Der TagKaffeebecher aus Bambus bergen Gesundheitsrisiken
Der Müllberg, den unter anderem Wegwerfkaffeebecher produzieren, wächst jedes Jahr auf eine Rekordhöhe. Menschen, die sich nach Alternativen umschauen, handeln also durchaus umweltbewusst und nachhaltig. Was viele jedoch nicht wissen dürften: Manche Mehrweg-Becher sind schädlich für die Gesundheit. Denn beim Einfüllen von heißem Kaffee oder Tee könnten aus solchen Behältnissen zum Beispiel "bedenkliche Mengen" schädlicher Chemikalien in das Getränk übergehen, warnt nun das Bundesamt für Verbraucherschutz und Lebensmittelsicherheit (BVL). t
Das Amt führt Ergebnisse zu 56 Produkten an, die 2018 in den deutschen Bundesländern untersucht wurden: Bei einem Viertel wurde der Grenzwert für Melamin und in rund jedem zehnten Fall der für Formaldehyd überschritten.
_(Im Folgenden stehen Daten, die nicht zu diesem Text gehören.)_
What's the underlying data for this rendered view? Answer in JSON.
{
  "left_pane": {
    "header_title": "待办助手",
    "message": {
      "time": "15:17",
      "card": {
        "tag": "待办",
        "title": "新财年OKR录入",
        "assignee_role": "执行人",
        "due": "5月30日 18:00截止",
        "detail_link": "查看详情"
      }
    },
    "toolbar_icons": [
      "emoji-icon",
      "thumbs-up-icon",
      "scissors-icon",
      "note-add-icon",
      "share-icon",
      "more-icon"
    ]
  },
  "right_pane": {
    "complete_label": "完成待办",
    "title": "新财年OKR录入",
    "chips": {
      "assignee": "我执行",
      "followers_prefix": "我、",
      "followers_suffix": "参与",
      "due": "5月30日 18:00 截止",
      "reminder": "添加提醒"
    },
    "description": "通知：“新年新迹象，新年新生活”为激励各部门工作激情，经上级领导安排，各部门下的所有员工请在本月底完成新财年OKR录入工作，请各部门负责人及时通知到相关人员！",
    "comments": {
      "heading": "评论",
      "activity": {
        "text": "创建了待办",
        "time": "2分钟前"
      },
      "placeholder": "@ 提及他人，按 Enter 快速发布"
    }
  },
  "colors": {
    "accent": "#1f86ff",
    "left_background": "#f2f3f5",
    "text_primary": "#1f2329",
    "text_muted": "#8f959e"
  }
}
Das Bundesinstitut für Risikobewertung (BfR) erklärt daher, dass Geschirr, das als sogenannte Bambusware beworben wird, "in der Regel" aus Melamin-Formaldehyd-Harz (MFH) bestehe - nicht biologisch abbaubarem Kunststoff. Bambusfasern würden nur als Füllstoff verwendet.
Das BfR empfiehlt, keine heißen Speisen oder Getränke aus Bambusware oder MFH-Geschirr zu sich zu nehmen und es auch nicht zum Erhitzen in der Mikrowelle zu benutzen. In Verbindung mit kalten oder lauwarmen Lebensmitteln sei die Verwendung unbedenklich.
In Tierexperimenten traten durch Melamin toxische Wirkungen an der Blase auf. Formaldehyd ist haut- und schleimhautreizend und kann nach dem Einatmen Krebs im Nasen-Rachen Raum auslösen. Außerdem ist Formaldehyd als Allergen für Atemwege und Haut bekannt.